Gianni Del Signore, Chief Financial Officer, Pangaea Logistics Solutions: Yeah. On OpEx, Clement, I think The decrease, 1 is we sold 2 vessels in the prior year, that reduced and reduced our total own days, driving it from an absolute, from an absolute figure, it has declined. On a per-day basis, we’re seeing a slight increase. It was about, I think, a 2% increase on a per-day basis on the, on the ships, still within reason and our expectation of a declining vessel operating expense. It was what we expected going into the year. We hope we’ll see it continue for the balance of the year.

Clement Mullins, Analyst, Value Investor’s Edge: Thanks for the color. I also wanted to ask about your fleet positioning. As you think about fleet renewal or expansion, are you seeing any attractive acquisition opportunities? Where do you currently see the most value?

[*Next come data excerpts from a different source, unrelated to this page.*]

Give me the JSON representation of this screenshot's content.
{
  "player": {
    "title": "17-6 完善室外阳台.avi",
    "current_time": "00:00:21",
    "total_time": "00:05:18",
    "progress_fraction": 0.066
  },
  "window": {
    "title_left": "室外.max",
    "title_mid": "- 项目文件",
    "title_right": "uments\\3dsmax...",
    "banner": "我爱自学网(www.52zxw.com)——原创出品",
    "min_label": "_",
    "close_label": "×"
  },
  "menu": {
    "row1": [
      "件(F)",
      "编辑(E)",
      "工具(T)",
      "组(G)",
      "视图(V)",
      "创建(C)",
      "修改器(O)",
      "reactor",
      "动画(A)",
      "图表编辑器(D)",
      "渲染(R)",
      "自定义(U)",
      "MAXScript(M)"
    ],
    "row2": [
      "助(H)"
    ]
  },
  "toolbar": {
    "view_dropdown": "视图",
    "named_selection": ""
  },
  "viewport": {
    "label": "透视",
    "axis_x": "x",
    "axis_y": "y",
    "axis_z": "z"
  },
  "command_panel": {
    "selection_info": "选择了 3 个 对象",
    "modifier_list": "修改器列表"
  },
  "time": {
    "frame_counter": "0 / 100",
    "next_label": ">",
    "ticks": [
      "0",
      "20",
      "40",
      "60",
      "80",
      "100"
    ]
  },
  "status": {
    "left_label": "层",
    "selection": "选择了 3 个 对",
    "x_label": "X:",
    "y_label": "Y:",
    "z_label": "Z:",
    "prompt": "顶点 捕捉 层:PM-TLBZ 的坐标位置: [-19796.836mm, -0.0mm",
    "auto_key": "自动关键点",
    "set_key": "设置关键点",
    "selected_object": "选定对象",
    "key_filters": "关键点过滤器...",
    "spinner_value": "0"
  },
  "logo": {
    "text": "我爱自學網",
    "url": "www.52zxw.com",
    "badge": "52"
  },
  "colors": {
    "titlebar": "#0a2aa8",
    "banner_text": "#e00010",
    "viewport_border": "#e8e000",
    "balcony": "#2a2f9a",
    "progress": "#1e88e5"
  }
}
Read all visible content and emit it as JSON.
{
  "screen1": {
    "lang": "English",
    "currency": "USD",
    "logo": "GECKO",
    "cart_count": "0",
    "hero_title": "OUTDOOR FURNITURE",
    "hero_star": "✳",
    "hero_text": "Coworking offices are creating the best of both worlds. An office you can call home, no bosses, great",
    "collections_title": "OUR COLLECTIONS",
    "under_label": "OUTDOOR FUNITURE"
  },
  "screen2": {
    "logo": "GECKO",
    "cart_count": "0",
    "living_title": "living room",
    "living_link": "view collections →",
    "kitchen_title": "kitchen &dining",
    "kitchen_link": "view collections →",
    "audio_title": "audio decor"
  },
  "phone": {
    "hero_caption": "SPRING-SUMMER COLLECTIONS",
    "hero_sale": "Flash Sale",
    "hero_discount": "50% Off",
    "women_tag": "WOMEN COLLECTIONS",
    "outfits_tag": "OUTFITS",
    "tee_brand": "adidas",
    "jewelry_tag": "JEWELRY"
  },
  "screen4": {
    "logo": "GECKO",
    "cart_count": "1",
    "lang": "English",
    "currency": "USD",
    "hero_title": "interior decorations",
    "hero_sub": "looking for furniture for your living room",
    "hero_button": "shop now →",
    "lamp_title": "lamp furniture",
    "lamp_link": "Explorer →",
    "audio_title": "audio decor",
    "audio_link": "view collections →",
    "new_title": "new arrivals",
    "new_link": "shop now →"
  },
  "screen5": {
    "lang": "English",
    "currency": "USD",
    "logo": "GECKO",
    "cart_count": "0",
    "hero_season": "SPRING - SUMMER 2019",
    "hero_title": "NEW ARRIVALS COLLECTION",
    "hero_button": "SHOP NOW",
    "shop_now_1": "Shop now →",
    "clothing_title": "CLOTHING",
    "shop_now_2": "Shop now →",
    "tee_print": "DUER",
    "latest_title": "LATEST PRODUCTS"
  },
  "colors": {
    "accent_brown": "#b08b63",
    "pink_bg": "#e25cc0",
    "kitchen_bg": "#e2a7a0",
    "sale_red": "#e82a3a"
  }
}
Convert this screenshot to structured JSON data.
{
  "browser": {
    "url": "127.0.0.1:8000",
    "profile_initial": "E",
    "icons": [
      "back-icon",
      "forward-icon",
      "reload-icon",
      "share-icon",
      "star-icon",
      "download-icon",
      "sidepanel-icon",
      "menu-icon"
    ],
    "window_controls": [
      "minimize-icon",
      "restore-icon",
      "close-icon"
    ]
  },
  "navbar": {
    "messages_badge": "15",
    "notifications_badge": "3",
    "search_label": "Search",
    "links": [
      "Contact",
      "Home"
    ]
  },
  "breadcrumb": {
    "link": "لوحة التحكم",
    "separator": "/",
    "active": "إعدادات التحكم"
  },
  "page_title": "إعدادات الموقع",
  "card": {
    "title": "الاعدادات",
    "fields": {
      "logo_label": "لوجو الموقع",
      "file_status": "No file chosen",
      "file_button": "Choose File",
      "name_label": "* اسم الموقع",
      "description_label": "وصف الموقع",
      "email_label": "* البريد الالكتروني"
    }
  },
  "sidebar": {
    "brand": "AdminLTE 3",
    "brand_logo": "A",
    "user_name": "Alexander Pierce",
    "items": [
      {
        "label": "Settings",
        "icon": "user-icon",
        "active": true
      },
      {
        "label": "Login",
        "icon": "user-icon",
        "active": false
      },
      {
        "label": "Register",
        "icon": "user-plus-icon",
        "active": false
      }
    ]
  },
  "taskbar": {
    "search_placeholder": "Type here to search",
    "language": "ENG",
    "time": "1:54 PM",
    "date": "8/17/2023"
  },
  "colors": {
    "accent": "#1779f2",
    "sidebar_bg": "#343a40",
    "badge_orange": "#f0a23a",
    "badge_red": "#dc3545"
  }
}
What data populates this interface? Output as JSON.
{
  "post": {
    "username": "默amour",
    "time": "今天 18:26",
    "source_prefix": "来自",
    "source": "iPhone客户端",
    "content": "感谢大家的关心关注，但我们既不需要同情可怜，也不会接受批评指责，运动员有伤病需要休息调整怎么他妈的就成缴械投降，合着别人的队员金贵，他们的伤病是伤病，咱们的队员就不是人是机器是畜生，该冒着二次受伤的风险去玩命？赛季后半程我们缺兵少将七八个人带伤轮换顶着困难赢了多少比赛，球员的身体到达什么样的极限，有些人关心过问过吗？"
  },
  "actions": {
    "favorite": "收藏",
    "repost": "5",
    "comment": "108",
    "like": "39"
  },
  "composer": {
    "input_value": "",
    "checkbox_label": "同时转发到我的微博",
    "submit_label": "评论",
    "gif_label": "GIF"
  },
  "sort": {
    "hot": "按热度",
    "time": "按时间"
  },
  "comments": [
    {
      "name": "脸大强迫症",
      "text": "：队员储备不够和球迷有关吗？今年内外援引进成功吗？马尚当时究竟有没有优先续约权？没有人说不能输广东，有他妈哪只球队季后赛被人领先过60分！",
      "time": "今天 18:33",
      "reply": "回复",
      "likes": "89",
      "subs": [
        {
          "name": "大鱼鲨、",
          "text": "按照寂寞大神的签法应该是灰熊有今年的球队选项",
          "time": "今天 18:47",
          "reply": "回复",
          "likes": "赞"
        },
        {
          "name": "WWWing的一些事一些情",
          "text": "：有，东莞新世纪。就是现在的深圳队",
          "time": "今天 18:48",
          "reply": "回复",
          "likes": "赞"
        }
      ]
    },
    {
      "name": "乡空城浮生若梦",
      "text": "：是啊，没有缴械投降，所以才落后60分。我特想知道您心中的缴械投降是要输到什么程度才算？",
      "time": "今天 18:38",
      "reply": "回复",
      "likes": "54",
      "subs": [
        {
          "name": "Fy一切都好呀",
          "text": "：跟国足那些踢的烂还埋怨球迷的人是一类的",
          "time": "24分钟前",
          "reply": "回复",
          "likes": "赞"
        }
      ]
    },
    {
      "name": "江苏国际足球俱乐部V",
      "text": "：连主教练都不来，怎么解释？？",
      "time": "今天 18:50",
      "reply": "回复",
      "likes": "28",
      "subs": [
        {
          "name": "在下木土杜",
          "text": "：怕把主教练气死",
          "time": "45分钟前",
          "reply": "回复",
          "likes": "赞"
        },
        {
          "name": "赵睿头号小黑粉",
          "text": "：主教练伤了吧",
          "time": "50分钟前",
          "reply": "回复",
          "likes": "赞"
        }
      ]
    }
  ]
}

Mads Petersen, Chief Executive Officer, Pangaea Logistics Solutions: Yeah, I mean, we are, you know, positive on the near and sort of medium-term outlook for the markets, and we are always evaluating the opportunities that we see. We can still make sense of those at today’s prices, even though they sort of in historical terms are quite high. We have the business to support that. In the secondhand market, we do expect to be more active there on the buying side over the next year or so. We still see good value there.

Clement Mullins, Analyst, Value Investor’s Edge: Makes sense. That’s helpful. I’ll turn it over. Thank you for taking my questions.

Mads Petersen, Chief Executive Officer, Pangaea Logistics Solutions: Thanks, Clement. Thanks a lot.

Erica, Conference Operator: Thank you. Again, as a reminder, that is the star and one to ask a question. We’ll pause just briefly. It appears we have no further questions in queue, I’d like to turn it back over to Mads Petersen for any closing comments.

Mads Petersen, Chief Executive Officer, Pangaea Logistics Solutions: Thank you. Once again, thank you for joining our call. Should you have any questions, please feel free to contact us at [email protected] and a member of our team will follow up with you. This concludes our call today. You may now disconnect.

Erica, Conference Operator: Thank you. This brings us to the end of today’s meeting. We appreciate your time and participation. Have a great rest of your day.